|Bob Harrison by Alex Service |
A local-born loose forward, Bob Harrison had a relatively short career at St.Helens, as a result of picking up an injury in a Testimonial match for St.Helens Recs forward Frank Bowen. Yet he was able to take part in what was truly a golden age of football at Knowsley Road. It was the Saints Team of All the Talents, with the likes of Les Fairclough and Alf Ellaby who looked more than capable of picking up major honours in the 1929-30 season. Yet for a variety of reasons, the bumper harvest of trophies never materialised, with defeat against an unfancied Widnes side in the club’s first-ever Wembley appearance. It was not only the last match for loose forward Bob Harrison, but for full-back Charlie Crooks and front-rower Bill Clarey. Bob, known universally by the nickname ‘Slosher’ was a strong, mobile back-rower, who could certainly cope with the demands of top class football.
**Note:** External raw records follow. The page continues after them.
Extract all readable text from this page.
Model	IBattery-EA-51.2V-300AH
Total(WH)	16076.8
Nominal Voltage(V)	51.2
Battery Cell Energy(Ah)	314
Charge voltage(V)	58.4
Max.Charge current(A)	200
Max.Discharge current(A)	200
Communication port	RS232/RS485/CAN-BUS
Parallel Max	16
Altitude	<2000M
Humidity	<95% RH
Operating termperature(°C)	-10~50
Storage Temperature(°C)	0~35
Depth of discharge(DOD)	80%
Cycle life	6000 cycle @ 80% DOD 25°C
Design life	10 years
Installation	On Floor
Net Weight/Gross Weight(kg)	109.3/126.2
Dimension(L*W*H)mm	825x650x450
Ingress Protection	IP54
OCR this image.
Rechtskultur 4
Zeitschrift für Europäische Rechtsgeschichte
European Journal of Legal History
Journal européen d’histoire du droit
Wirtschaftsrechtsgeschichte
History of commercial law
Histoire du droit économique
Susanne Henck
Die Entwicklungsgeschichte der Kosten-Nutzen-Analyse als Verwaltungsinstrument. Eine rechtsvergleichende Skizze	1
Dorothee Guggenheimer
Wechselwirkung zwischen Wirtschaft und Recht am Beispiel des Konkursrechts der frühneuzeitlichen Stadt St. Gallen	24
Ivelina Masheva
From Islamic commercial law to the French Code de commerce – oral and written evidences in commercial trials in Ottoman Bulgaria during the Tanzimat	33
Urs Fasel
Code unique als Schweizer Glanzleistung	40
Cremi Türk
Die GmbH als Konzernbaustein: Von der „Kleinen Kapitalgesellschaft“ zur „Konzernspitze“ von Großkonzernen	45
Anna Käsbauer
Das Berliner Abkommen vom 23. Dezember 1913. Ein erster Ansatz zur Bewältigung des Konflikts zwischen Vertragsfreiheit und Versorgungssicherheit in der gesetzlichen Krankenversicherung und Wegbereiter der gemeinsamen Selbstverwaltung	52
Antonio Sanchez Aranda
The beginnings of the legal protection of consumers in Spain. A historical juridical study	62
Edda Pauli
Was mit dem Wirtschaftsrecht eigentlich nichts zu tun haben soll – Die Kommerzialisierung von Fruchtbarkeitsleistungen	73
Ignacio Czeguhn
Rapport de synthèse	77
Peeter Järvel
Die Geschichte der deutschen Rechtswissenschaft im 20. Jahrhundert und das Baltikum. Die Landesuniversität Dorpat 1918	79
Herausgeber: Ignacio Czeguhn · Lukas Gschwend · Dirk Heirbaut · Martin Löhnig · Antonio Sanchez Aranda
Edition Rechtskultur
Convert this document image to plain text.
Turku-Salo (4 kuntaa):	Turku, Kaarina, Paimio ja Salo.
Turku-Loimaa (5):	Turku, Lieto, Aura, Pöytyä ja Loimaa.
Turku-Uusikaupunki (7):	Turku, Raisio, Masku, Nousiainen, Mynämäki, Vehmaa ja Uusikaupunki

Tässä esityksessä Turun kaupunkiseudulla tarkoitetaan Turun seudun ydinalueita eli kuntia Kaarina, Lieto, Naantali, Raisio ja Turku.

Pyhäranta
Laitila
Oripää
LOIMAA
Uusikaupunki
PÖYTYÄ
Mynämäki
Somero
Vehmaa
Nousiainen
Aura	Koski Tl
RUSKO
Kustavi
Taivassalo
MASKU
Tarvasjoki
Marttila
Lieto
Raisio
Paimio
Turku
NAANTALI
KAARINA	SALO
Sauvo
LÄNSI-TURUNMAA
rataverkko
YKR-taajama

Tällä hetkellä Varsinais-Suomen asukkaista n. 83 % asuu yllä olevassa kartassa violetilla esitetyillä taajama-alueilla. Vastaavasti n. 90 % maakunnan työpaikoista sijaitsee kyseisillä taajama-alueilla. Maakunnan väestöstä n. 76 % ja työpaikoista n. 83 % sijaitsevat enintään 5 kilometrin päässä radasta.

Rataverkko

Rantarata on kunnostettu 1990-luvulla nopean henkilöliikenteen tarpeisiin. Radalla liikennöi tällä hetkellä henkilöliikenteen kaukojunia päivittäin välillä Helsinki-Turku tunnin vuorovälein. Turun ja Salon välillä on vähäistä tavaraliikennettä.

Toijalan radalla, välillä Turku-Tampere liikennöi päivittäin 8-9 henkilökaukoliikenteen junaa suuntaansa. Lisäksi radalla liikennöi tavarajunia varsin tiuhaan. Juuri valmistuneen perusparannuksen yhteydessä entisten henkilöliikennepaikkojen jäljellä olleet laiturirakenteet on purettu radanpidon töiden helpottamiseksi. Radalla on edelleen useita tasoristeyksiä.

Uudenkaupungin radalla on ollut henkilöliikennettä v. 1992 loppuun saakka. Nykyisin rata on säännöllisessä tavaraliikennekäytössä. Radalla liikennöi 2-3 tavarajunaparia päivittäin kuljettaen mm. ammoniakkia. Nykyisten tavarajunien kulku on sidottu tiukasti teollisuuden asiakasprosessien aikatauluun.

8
Ironically, he had two spells at Knowsley Road, the first being in August 1925, although he was struck off the Players Register the following February and he later re-signed for the club.
Bob made his debut in the last match of the 1927-28 season away against Rochdale Hornets. The Saints lost 5-15 on the day, but Bob was to continue to make appearances in the First Team thereafter. Yet the 1929-30 campaign saw his most concentrated run of selection and he took part in the famous defeat of Wigan in the Challenge Cup semi-final replay which ended in a 22-10 triumph and took the Saints to Wembley. April in particular was a gruelling month for Bob and the team, with no less than 11 matches in four weeks. No wonder they were exhausted physically and mentally before Wembley. Bob carried the legacy of his bad knee injury until he died in 1979 aged 75.